L’image est forte, presque irréelle : un homme au nom d’emprunt, Missie Moustass, rôde, vers la mi-2022, dans les recoins de Baie-du-Jacotet. Il scrute les flux numériques, surveille les communications, tandis qu’autour de lui se déploient des intrigues où l’Inde, la Chine et d’autres puissances croisent leurs ambitions. Ce jeu d’ombres technologiques, aux allures de guerre froide moderne, a transformé notre île en enjeu stratégique. Mais à travers ce labyrinthe d’espionnage, ce sont surtout les fragilités démocratiques mauriciennes qui apparaissent au grand jour.

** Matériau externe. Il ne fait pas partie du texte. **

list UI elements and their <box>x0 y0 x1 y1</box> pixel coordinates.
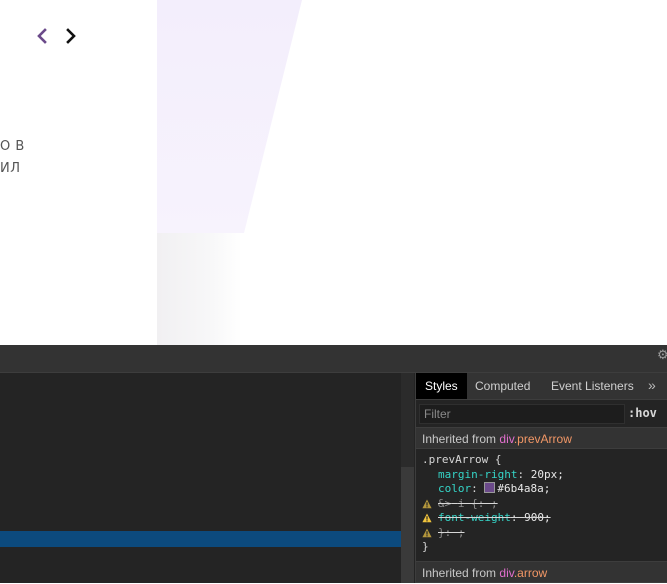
css-rule-block: .prevArrow { margin-right: 20px; color: … <box>416 453 667 555</box>
declaration-margin-right[interactable]: margin-right: 20px; <box>422 468 667 483</box>
declaration-invalid-1[interactable]: &> i {: ; <box>422 497 667 512</box>
declaration-color[interactable]: color: #6b4a8a; <box>422 482 667 497</box>
inherited-header-arrow: Inherited from div.arrow <box>416 561 667 583</box>
tab-styles[interactable]: Styles <box>416 373 467 399</box>
hero-text-line-2: ИЛ <box>0 161 21 176</box>
warning-icon <box>422 513 432 523</box>
property-name[interactable]: font-weight <box>438 511 511 524</box>
inherited-class-link[interactable]: .arrow <box>514 566 547 580</box>
rule-close-brace-line: } <box>422 540 667 555</box>
inherited-label: Inherited from <box>422 432 497 446</box>
property-value[interactable]: 900; <box>524 511 551 524</box>
property-value[interactable]: : ; <box>445 526 465 539</box>
property-name[interactable]: } <box>438 526 445 539</box>
elements-tree[interactable] <box>0 373 401 583</box>
inherited-label: Inherited from <box>422 566 497 580</box>
devtools-panel: ⚙ Styles Computed Event Listeners » :hov… <box>0 345 667 583</box>
chevron-right-icon <box>66 28 76 44</box>
decorative-shape <box>157 0 302 233</box>
rule-selector-line: .prevArrow { <box>422 453 667 468</box>
tab-computed[interactable]: Computed <box>466 373 539 399</box>
inherited-tag-link[interactable]: div <box>499 566 513 580</box>
inherited-tag-link[interactable]: div <box>499 432 513 446</box>
filter-row: :hov <box>416 400 667 428</box>
property-name[interactable]: &> <box>438 497 451 510</box>
prev-arrow-button[interactable] <box>35 26 51 46</box>
warning-icon <box>422 499 432 508</box>
property-value[interactable]: #6b4a8a; <box>497 482 550 495</box>
hero-text-line-1: О В <box>0 139 25 154</box>
styles-filter-input[interactable] <box>419 404 625 424</box>
tab-event-listeners[interactable]: Event Listeners <box>542 373 643 399</box>
web-page: О В ИЛ <box>0 0 667 345</box>
warning-icon <box>422 528 432 537</box>
property-name[interactable]: margin-right <box>438 468 517 481</box>
sidebar-tabs: Styles Computed Event Listeners » <box>416 373 667 400</box>
elements-scrollbar-thumb[interactable] <box>401 467 414 583</box>
property-value[interactable]: 20px; <box>531 468 564 481</box>
property-value[interactable]: i {: ; <box>458 497 498 510</box>
rule-open-brace: { <box>494 453 502 466</box>
declaration-invalid-2[interactable]: }: ; <box>422 526 667 541</box>
color-swatch-icon[interactable] <box>484 482 496 493</box>
rule-selector[interactable]: .prevArrow <box>422 453 488 466</box>
gear-icon[interactable]: ⚙ <box>657 349 667 363</box>
hover-state-toggle[interactable]: :hov <box>628 406 657 420</box>
inherited-class-link[interactable]: .prevArrow <box>514 432 572 446</box>
selected-dom-node-row[interactable] <box>0 531 401 547</box>
styles-sidebar: Styles Computed Event Listeners » :hov I… <box>415 373 667 583</box>
next-arrow-button[interactable] <box>64 26 80 46</box>
property-name[interactable]: color <box>438 482 471 495</box>
rule-close-brace: } <box>422 540 429 553</box>
devtools-toolbar: ⚙ <box>0 345 667 373</box>
more-tabs-icon[interactable]: » <box>648 373 656 399</box>
chevron-left-icon <box>37 28 47 44</box>
inherited-header-prevarrow: Inherited from div.prevArrow <box>416 427 667 449</box>
declaration-font-weight[interactable]: font-weight: 900; <box>422 511 667 526</box>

Car derrière le masque de la sécurité nationale se cachent les dérives d’un pouvoir qui se surveille lui-même.

Entre sécurité et liberté : le fil de l’équilibre

L’histoire nous enseigne que les pouvoirs absolus redoutent toujours la lumière de la vérité. À Maurice, la censure temporaire des réseaux sociaux sous prétexte de sécurité nationale en est une illustration. La mesure, justifiée par des vidéos prétendument subversives, avait suscité, l’an dernier, peu avant les législatives, un tollé parmi les opposants politiques, qui y voyaient une attaque directe contre les libertés fondamentales. En temps d’élections, ces restrictions font figure de manœuvres inquiétantes.

La question est universelle : comment concilier sécurité publique et liberté d’expression ? La réponse, dans bien des cas, se trouve dans la transparence des institutions. Mais qu’en est-il lorsque cette transparence vacille ? En France, l’affaire Sarkozy, dite affaire «Bismuth», éclaire d’un jour nouveau ce dilemme. Condamné sur la base d’écoutes téléphoniques, l’ancien président a vu sa vie privée mise à nu. Si la justice a établi la vérité, c’est au prix d’un questionnement profond sur les limites du contrôle judiciaire.

À Maurice, les écoutes téléphoniques sont également utilisées dans le cadre de la lutte contre la drogue et contre le terrorisme. Cependant, lorsque ces dispositifs sont détournés à des fins politiques, ils deviennent une arme dangereuse. Les journalistes, les lanceurs d’alerte et les oppo- sants s’exposent alors à une surveillance permanente, où chaque mot peut devenir une preuve à charge. La société civile doit rester vigilante, car une démocratie saine repose sur la capacité des citoyens à s’ex- primer sans crainte d’être muselés.

Maurice, ce pays d’hospitalité et de diversité, a décidé, selon Navin Ramgoolam, de son futur : préserver les droits fondamentaux et ne pas céder à la tentation du contrôle absolu.

Les Principes de Tshwane, qui encadrent la gestion des informations sensibles au nom de la sécurité nationale, offrent des balises précieuses. Ils exigent que toute restriction à la liberté d’expression soit justifiée, proportionnée et encadrée par la loi. En l’absence de telles garanties, la dérive autoritaire n’est jamais loin. La leçon française, avec ses écoutes judiciairement encadrées mais politiquement controversées, rappelle l’importance d’un pouvoir judiciaire indépendant et rigoureux.

Dans ce climat d’incertitudes, les dirigeants, les institutions et les citoyens doivent engager un dialogue honnête sur les contours d’une société équilibrée, où la sécurité et la démocratie coexistent harmonieusement. Pour que demain, chaque voix trouve sa juste place, libre de s’exprimer sans craindre les ombres du passé.